Lors d’un infarctus du myocarde l’augmentation du taux de L. D. H. est tardive, elle débute à la dixième heure, atteint son maximum à la 48 ou 70e heure et le retour à la normale s’effectu en quinze jours. L’enzyme cytoplasmique, le lactate déshydrogénase (LDH) est présent dans tous les tissus de l’organisme humain, dans les cellules sanguines nucléées, les érythrocytes et les plaquettes.

La LDH catalyse l’oxydation réversible du L-lactate en pyruvate, en présence de NAD+ comme accepteur d’hydrogène. La dernière étape de la glycolyse en anaérobiose, permet de produire de l’ATP et du NAD+. En aérobiose, le pyruvate formé est utilisé dans la néoglucogenèse pour régénérer de l’ATP et du NADH2.
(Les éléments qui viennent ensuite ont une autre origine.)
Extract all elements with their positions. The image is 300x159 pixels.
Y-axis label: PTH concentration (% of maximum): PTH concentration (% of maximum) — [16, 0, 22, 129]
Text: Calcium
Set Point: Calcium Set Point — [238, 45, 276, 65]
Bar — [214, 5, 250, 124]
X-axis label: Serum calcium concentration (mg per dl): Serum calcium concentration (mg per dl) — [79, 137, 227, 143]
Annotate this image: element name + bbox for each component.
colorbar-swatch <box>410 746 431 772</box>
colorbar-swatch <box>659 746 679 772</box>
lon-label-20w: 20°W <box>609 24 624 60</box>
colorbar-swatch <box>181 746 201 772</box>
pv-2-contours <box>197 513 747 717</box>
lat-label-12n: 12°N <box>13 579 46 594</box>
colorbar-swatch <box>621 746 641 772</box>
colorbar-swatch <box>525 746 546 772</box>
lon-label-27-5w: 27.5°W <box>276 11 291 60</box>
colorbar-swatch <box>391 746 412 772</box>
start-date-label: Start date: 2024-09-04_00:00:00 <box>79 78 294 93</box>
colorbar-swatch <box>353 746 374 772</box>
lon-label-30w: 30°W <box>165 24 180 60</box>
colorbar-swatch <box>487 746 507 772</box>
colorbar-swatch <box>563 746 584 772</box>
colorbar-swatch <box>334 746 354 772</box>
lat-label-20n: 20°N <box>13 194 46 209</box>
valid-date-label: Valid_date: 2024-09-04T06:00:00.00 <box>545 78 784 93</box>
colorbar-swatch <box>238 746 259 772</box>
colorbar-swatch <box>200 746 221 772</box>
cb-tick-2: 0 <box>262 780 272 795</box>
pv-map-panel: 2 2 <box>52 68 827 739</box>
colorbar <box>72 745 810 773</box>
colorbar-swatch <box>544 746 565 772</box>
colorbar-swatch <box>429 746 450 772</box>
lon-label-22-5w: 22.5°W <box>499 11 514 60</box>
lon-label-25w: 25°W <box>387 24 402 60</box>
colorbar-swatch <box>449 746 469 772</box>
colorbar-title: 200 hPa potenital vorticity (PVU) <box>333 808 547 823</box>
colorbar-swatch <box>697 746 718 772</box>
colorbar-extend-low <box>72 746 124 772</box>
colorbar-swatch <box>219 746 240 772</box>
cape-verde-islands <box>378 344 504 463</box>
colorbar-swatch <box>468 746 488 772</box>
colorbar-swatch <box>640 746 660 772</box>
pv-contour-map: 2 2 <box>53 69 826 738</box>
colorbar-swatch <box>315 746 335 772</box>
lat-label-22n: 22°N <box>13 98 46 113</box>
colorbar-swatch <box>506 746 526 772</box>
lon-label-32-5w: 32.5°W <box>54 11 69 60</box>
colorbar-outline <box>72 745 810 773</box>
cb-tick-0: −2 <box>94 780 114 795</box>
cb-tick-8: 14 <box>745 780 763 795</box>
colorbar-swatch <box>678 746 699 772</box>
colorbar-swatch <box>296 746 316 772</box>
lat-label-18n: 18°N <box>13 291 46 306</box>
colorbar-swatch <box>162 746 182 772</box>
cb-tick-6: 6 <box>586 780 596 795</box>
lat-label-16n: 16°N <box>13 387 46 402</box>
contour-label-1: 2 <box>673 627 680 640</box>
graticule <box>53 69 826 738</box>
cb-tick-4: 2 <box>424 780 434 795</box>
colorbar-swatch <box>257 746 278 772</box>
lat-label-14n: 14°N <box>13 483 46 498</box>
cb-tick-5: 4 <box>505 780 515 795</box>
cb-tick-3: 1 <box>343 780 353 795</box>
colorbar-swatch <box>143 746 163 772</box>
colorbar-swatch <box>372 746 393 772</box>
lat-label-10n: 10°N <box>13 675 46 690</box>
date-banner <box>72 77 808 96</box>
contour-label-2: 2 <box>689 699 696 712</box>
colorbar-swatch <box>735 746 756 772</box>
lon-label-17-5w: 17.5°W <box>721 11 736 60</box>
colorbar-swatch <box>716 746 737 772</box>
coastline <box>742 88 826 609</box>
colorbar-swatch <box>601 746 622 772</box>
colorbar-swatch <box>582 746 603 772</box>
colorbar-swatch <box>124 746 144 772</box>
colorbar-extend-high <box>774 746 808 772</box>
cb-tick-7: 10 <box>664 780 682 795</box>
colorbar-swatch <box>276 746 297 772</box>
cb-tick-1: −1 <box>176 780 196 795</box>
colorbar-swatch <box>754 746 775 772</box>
Son élévation sérique est le signe sensible et précoce d’une lésion tissulaire, même modérée et cliniquement silencieuse. L’élévation ASAT > ALAT : causes musculaires et cardiaques est observée au cours des atteintes du foie, du poumon, des muscles, mais est surtout utilisée pour le diagnostic et le suivi d’un infarctus du myocarde (elle s’élève environ 1 jour après le début de la douleur, est maximale au 2eme jour et se normalise après le 6eme jour) Le diagnostic d’infarctus du myocarde est posé habituellement suite a une douleur rétrosternale aigue et des signes électrocardiographiques. Cependant, la symptomatologie douloureuse peut être atypique, l’électrocardiogramme peut être normal. Dans ces cas, l’étude des marqueurs biochimiques cardiaques acquiert une importance extrême pour le diagnostic d’infarctus du myocarde. De même, en milieu chirurgical, la recherche de lésions myocardiques, même minimes, nécessite l’utilisation de marqueurs biochimiques qui peuvent parfois mettre en évidence des micronécroses post-chirurgicales. Le premier marqueur de l’infarctus du myocarde, l’aspartate transaminase (ASAT, TGO) a été utilisé pour la première fois il y a plus de quatre décennies. Depuis, d’autres marqueurs cardiaques ont été découverts et leur utilisation en routine a été développée. Il s’agit des marqueurs enzymatiques (créatine kinase ou CK et son isoenzyme CK-MB, lactate déshydrogénasse ou LDH et son isoenzyme alphaHBDH) ou non enzymatiques (troponines T et I cardiaques, myoglobine, chaînes légères de la myosine) dont la spécificité cardiaque est très variable d’une molécule à l’autre.

Devant un nombre toujours croissant de marqueurs cardiaques, le clinicien est tout à fait en droit de se poser des questions quant à leur utilité. En cas de suspicion de lésion myocardique, faut-il demander un dosage de tous les marqueurs biochimiques, seulement des marqueurs traditionnels ou uniquement des nouveaux marqueurs ? De plus, leur efficacité allant de pair avec une spécificité de plus en plus grande, il est tentant d’évaluer l’aspect économique de ces dosages par rapport à certains examens paracliniques cardiologiques effectués dans un contexte de souffrance myocardique. Les valeurs usuelles retenues sont les suivantes : ASAT 5-40 U/l, LDH 200-600 U/l, CK 40-290 U/l, CK-MB 6-16 U/l.